The below video illustrates how a stabilizer fin works (this illustration happens to be for the Zero Speed Stabilizers that also work while the yacht is at a standstill):
Benefits of Fin Stabilizers:
- Greatly reduces pitch and roll
- Applications on yachts from 50 feet to Gigayachts 300ft+
- Depending on the type of fin stabilizer system it will at least work while underway, but newer systems also work while anchored or at rest.

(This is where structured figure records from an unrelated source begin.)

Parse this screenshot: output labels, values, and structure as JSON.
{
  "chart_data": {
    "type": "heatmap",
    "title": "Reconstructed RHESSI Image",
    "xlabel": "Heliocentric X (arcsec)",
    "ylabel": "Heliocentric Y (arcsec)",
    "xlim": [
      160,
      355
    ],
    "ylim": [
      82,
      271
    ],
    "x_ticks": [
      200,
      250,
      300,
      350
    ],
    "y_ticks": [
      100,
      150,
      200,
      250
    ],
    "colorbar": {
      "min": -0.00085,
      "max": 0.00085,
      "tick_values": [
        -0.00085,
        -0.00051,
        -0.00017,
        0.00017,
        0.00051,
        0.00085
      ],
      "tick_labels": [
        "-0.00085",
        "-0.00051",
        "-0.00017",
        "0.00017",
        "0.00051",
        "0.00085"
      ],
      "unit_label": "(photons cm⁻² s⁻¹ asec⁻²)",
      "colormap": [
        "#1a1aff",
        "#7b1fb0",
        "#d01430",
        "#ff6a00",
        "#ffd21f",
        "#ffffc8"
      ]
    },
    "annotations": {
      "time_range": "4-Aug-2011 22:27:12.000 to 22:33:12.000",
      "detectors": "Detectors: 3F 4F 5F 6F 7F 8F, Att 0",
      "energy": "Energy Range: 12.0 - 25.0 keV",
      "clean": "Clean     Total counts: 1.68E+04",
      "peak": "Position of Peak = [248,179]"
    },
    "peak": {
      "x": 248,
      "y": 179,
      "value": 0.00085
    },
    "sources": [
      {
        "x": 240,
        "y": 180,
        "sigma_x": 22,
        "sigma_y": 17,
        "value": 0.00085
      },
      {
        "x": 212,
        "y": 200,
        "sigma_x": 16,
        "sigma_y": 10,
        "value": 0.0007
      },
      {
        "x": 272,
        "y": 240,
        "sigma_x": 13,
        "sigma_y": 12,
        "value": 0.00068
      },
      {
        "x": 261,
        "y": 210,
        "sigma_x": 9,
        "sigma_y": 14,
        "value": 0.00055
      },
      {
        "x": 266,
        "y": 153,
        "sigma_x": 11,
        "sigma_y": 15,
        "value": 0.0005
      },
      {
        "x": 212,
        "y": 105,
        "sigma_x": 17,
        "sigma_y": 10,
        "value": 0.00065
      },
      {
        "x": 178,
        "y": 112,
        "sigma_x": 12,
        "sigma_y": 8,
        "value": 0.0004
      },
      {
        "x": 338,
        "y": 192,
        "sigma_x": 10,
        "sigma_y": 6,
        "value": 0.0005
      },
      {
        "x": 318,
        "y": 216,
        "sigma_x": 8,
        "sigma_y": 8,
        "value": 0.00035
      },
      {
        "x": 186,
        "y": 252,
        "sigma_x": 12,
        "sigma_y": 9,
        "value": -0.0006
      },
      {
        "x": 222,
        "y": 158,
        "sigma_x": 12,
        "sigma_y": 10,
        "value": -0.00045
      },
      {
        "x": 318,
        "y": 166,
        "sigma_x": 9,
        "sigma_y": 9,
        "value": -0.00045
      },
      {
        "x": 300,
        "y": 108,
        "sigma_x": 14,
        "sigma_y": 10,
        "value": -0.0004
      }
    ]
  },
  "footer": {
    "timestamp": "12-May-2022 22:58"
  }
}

- They take up a very minimal amount of interior yacht space
- Newer fin systems are optimized to reduce drag to maintain a yacht’s performance
- Typically cost less than Gyros and require less maintenance
- No warm up time is required, they can be turned on and off at the flick of a switch
- Should the fins get hit with debris, they are made to break away before the integrity of the hull is compromised
Considerations and Drawbacks of Fin Stabilizers:
- Due to the increased drag from the fins underwater, a yacht will lose a knot or 2 of speed with stabilizer fins added
- With the exterior fin appendages, they can be exposed to floating debris that would potentially cause them damage
- If installed on a new construction yacht, a manufacturer will know to reinforce the area where the fins will be attached, if added later, extra reinforcement will be necessary in the hull area surrounding the fin
Stabilizer Fin on a Yacht that is Hauled out of the Water
In Summary, both the Gyro Stabilizers and Fin Stabilizers are viable options to keep your yacht stable and your guests feeling comfortable. Depending on the type of yacht you own, its layout and its intended use, one of them should come out as the better option. For installation on a new construction yacht, consulting with the manufacturer’s engineers will make the decision more clear. For a retrofit, I would recommend consulting an experienced yacht engineer to make sure the right decision is made.
The direct benefit of the stabilization systems is clear, but also from a yacht broker’s perspective it will result in increased value and desirability come re-sale time.